According to the DoC website Argentine Ants  are one of the world’s most invasive and problematic ant species. They are very aggressive, and although they are not poisonous, they do bite. Unlike other ant species, Argentine ant colonies cooperate with each other, and can combine over winter into super-colonies. They reach enormous numbers, which means they have a huge appetite. It also makes them more aggressive towards other insect populations through their sheer numbers.

The best way to tell Argentine ants from other ants is by their colour and trails. Argentine ants are small (2-3 mm long)and honey-brown in colour, while most other common household ants in New Zealand are black.  

Argentine ants can have a massive impact on the natural environment. While they are one of the major household and garden pests, they pose a serious threat to the conservation values of our reserves and natural areas. These threats include:

eliminating other species of ants

competing with kiwi for food such as insects and worms

competing with other native birds and lizards for nectar

displacing and killing native invertebrates

Argentine ants are now known for many parts of Auckland and Northland, as well as Bay of Plenty, Hawke’s Bay, Wellington, Nelson 

The camp will be closed again from next week so that DoC can do a secondary bait laying process to make sure they are all dealt with.

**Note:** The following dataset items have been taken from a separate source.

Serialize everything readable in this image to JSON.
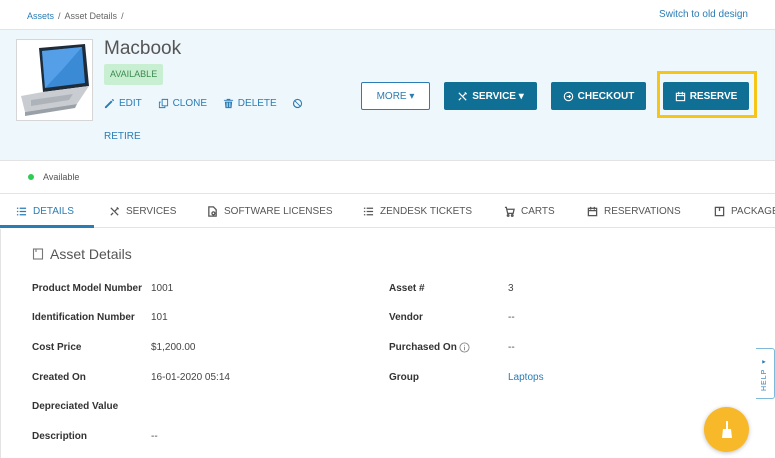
{
  "breadcrumb": [
    "Assets",
    "Asset Details"
  ],
  "switch_link": "Switch to old design",
  "asset": {
    "name": "Macbook",
    "status_pill": "AVAILABLE"
  },
  "actions": {
    "edit": "EDIT",
    "clone": "CLONE",
    "delete": "DELETE",
    "retire": "RETIRE"
  },
  "buttons": {
    "more": "MORE ▾",
    "service": "SERVICE ▾",
    "checkout": "CHECKOUT",
    "reserve": "RESERVE"
  },
  "status_row": {
    "text": "Available",
    "dot_color": "#2ecc52"
  },
  "tabs": [
    "DETAILS",
    "SERVICES",
    "SOFTWARE LICENSES",
    "ZENDESK TICKETS",
    "CARTS",
    "RESERVATIONS",
    "PACKAGE"
  ],
  "section_title": "Asset Details",
  "fields_left": [
    {
      "label": "Product Model Number",
      "value": "1001"
    },
    {
      "label": "Identification Number",
      "value": "101"
    },
    {
      "label": "Cost Price",
      "value": "$1,200.00"
    },
    {
      "label": "Created On",
      "value": "16-01-2020 05:14"
    },
    {
      "label": "Depreciated Value",
      "value": ""
    },
    {
      "label": "Description",
      "value": "--"
    }
  ],
  "fields_right": [
    {
      "label": "Asset #",
      "value": "3"
    },
    {
      "label": "Vendor",
      "value": "--"
    },
    {
      "label": "Purchased On",
      "value": "--"
    },
    {
      "label": "Group",
      "value": "Laptops"
    }
  ],
  "help_tab": "HELP ◂",
  "colors": {
    "primary": "#0f6f94",
    "link": "#2a7cb5",
    "highlight": "#f5c518",
    "fab": "#f7b82a"
  }
}
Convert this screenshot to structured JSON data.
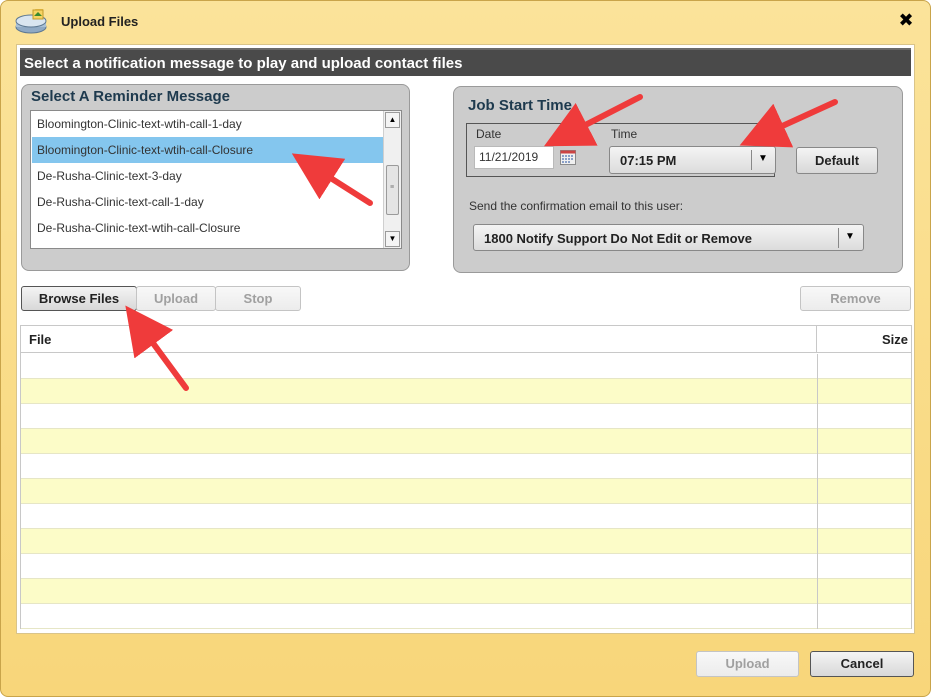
{
  "window": {
    "title": "Upload Files",
    "close_glyph": "✖",
    "title_icon": "upload-files-icon"
  },
  "header": {
    "text": "Select a notification message to play and upload contact files"
  },
  "reminder": {
    "title": "Select A Reminder Message",
    "items": [
      {
        "label": "Bloomington-Clinic-text-wtih-call-1-day",
        "selected": false
      },
      {
        "label": "Bloomington-Clinic-text-wtih-call-Closure",
        "selected": true
      },
      {
        "label": "De-Rusha-Clinic-text-3-day",
        "selected": false
      },
      {
        "label": "De-Rusha-Clinic-text-call-1-day",
        "selected": false
      },
      {
        "label": "De-Rusha-Clinic-text-wtih-call-Closure",
        "selected": false
      }
    ]
  },
  "job": {
    "title": "Job Start Time",
    "date_label": "Date",
    "date_value": "11/21/2019",
    "time_label": "Time",
    "time_value": "07:15 PM",
    "default_button": "Default",
    "email_label": "Send the confirmation email to this user:",
    "email_user": "1800 Notify Support Do Not Edit or Remove"
  },
  "toolbar": {
    "browse": "Browse Files",
    "upload": "Upload",
    "stop": "Stop",
    "remove": "Remove"
  },
  "table": {
    "columns": [
      "File",
      "Size"
    ],
    "rows": []
  },
  "footer": {
    "upload": "Upload",
    "cancel": "Cancel"
  },
  "colors": {
    "window_bg": "#f8d67a",
    "header_bg": "#4a4a4a",
    "selected_row": "#84c6ee",
    "alt_row": "#fcfcc8",
    "annotation_arrow": "#ef3b3b"
  }
}
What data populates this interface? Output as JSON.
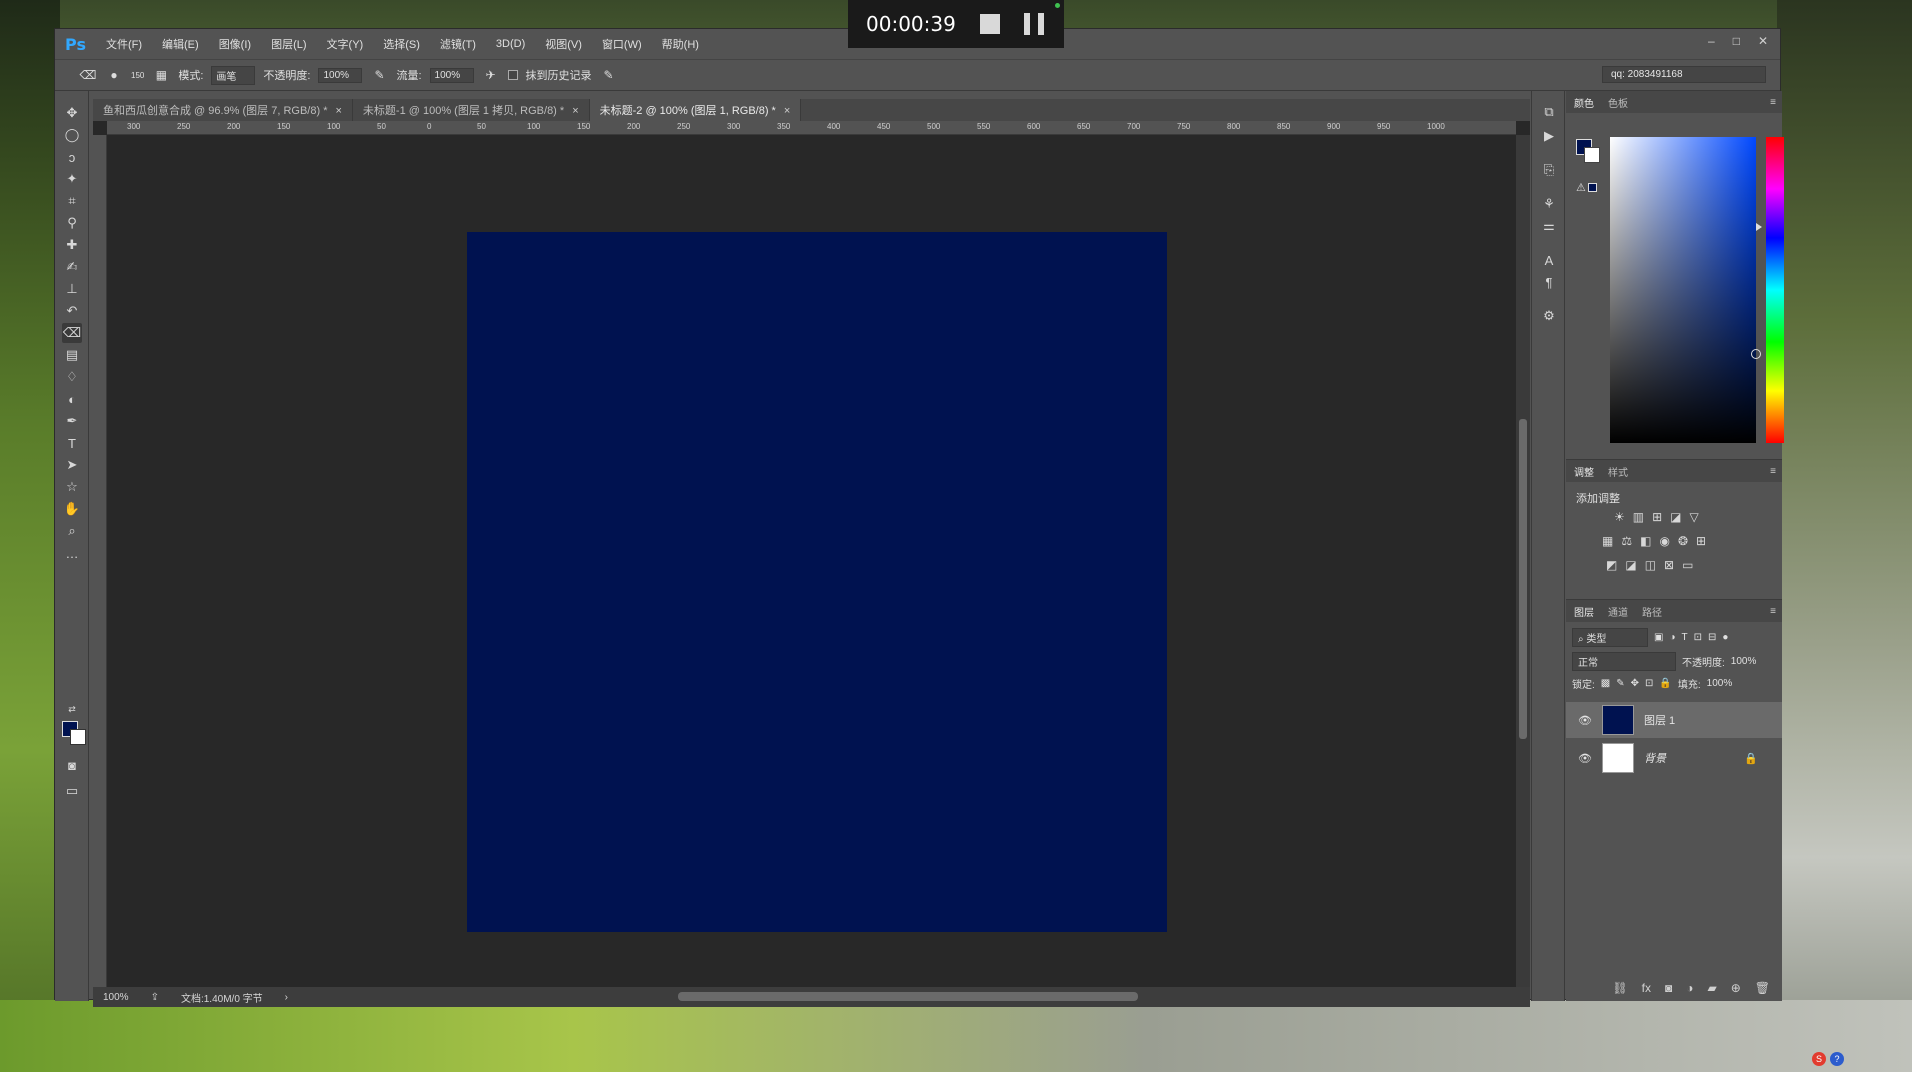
{
  "app": {
    "logo": "Ps",
    "menu": [
      "文件(F)",
      "编辑(E)",
      "图像(I)",
      "图层(L)",
      "文字(Y)",
      "选择(S)",
      "滤镜(T)",
      "3D(D)",
      "视图(V)",
      "窗口(W)",
      "帮助(H)"
    ],
    "window_controls": [
      "–",
      "□",
      "✕"
    ]
  },
  "recorder": {
    "time": "00:00:39"
  },
  "options": {
    "brush_size": "150",
    "mode_label": "模式:",
    "mode_value": "画笔",
    "opacity_label": "不透明度:",
    "opacity_value": "100%",
    "flow_label": "流量:",
    "flow_value": "100%",
    "history_label": "抹到历史记录",
    "user_box": "qq: 2083491168"
  },
  "tabs": [
    {
      "label": "鱼和西瓜创意合成 @ 96.9% (图层 7, RGB/8) *",
      "active": false
    },
    {
      "label": "未标题-1 @ 100% (图层 1 拷贝, RGB/8) *",
      "active": false
    },
    {
      "label": "未标题-2 @ 100% (图层 1, RGB/8) *",
      "active": true
    }
  ],
  "ruler_ticks": [
    "300",
    "250",
    "200",
    "150",
    "100",
    "50",
    "0",
    "50",
    "100",
    "150",
    "200",
    "250",
    "300",
    "350",
    "400",
    "450",
    "500",
    "550",
    "600",
    "650",
    "700",
    "750",
    "800",
    "850",
    "900",
    "950",
    "1000"
  ],
  "status": {
    "zoom": "100%",
    "doc": "文档:1.40M/0 字节"
  },
  "colors": {
    "fg": "#001250",
    "bg": "#ffffff",
    "canvas": "#001250"
  },
  "color_panel": {
    "tab_color": "颜色",
    "tab_swatches": "色板"
  },
  "adjust_panel": {
    "tab_adjust": "调整",
    "tab_style": "样式",
    "title": "添加调整"
  },
  "layers_panel": {
    "tab_layers": "图层",
    "tab_channels": "通道",
    "tab_paths": "路径",
    "filter_label": "类型",
    "blend_mode": "正常",
    "opacity_label": "不透明度:",
    "opacity_value": "100%",
    "lock_label": "锁定:",
    "fill_label": "填充:",
    "fill_value": "100%",
    "layers": [
      {
        "name": "图层 1",
        "selected": true,
        "thumb": "#001250"
      },
      {
        "name": "背景",
        "selected": false,
        "thumb": "#ffffff",
        "locked": true
      }
    ]
  }
}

Meanwhile, I (Bernice) have been to Auckland and back for a few days.  A trip which is around 5 1/2 hrs driving time each way, plus of course you have to allow more time for stops for refuelling both the car and driver as well as the odd traffic hold ups.  An interesting sight on the way down to Auckland was this convoy of three four wheel drive vehicles which were absolutely covered in mud.  

A muddy convoy which I followed from north of Kawakawa to where I turned off the motorway at Albany, a distance of over 200kms

Why was I doing this trip? Well, our son Antony had had a bit of a mishap whilst playing bubble soccer – yes, it is a ‘thing’ – with a group of mates on a weekend away in Queenstown.  Bubble soccer

Actually, it was a bit of a serious oops as it seems he has torn his MCL and ACL ligaments in his left knee. Ouch.   I went down to give him a hand with a few things and also to provide moral support when he went to see  the surgeon and make sure we asked all the right questions.  His leg is very swollen and bruised from above the knee right down to his foot, and of course rather painful.  But what I didn’t realise was that before he can have surgery to repair the damage, he has to have regained the full range of motion in his knee.  So today he starts physio.  

Meanwhile Mum did her thing, by washing, cleaning, tidying, cooking, shopping, transporting.    Oh and even a bit of ironing…some of the 17, yes that right, 17 shirts I ironed!!

Once I had done as much as I could it was back up to Rarawa. We have been fishing a few times off the beach with some success as well as a good failure when on one outing our line got caught on something and we lost all our traces, sinkers and hooks.  Luckily this all happened before I went to Auckland so I was able to call into the store to replace all the lost gear. 

But with days like this in the picture below, what could be nicer than spending an afternoon on the beach?

Somewhere out there is a kite, and of course some fish on our line too.